Scaffold-Induced Molecular Subgraphs (SIMSG): Effective Graph Sampling Methods for High-Throughput Computational Drug Discovery
TimeFriday, 13 November 202012:15pm - 12:30pm EDT
DescriptionHistorically, drugs have been discovered serendipitously based on active chemicals known to interact with and bind to protein targets. Combinatorial chemistry has enabled an explosion of diverse chemical libraries which potentially have drug-like properties; however, the main issue that is still faced by drug discovery community is the need to efficiently navigate the high dimensional chemical space to identify viable molecules that can target proteins of interest.
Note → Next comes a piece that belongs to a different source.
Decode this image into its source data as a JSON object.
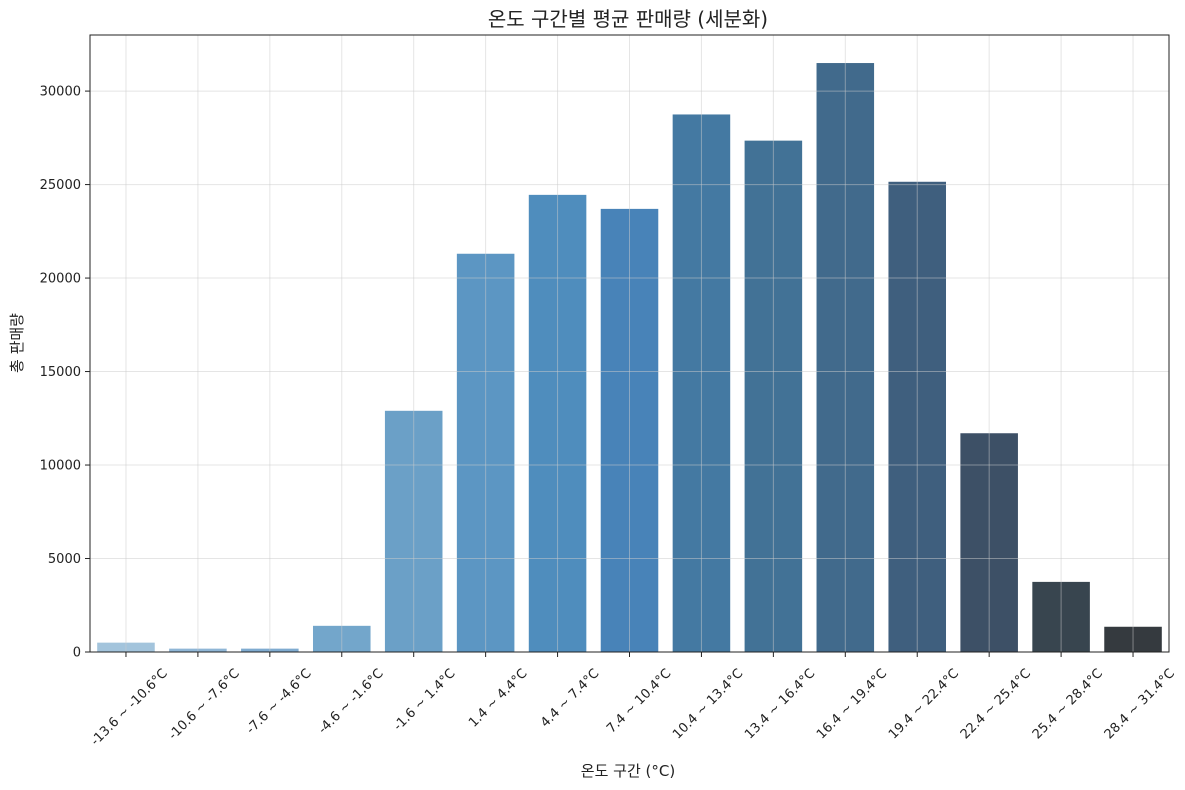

Ongoing pandemics such as the novel coronavirus disease 2019 (COVID-19) further emphasize the need for such effective methods to sample these chemical spaces and quickly identify effective drugs against the virus. Similar needs are also emerging within the context of other diseases such as cancer, where intrinsic heterogeneity of gene expression within tumor cells and the cancer type can result in similar challenges. Current techniques assume enumeration of large compound libraries coupled with GPU- accelerated machine learning (ML) models will be an effective tool for screening through datasets. However, these techniques still face inherent limitations where inference or physics-based simulations become computational bottlenecks for spanning large chemical spaces (beyond 10**12 molecules). To overcome these limitations, we propose a graph based structure of chemical space, opposed to a static library of compounds. By embracing this inherent structure of chemical space for small molecule design, we show an enhanced sampling technique that exploits random walk theory and intrinsic relationships between chemical "scaffolds" for ultra high-throughput docking studies.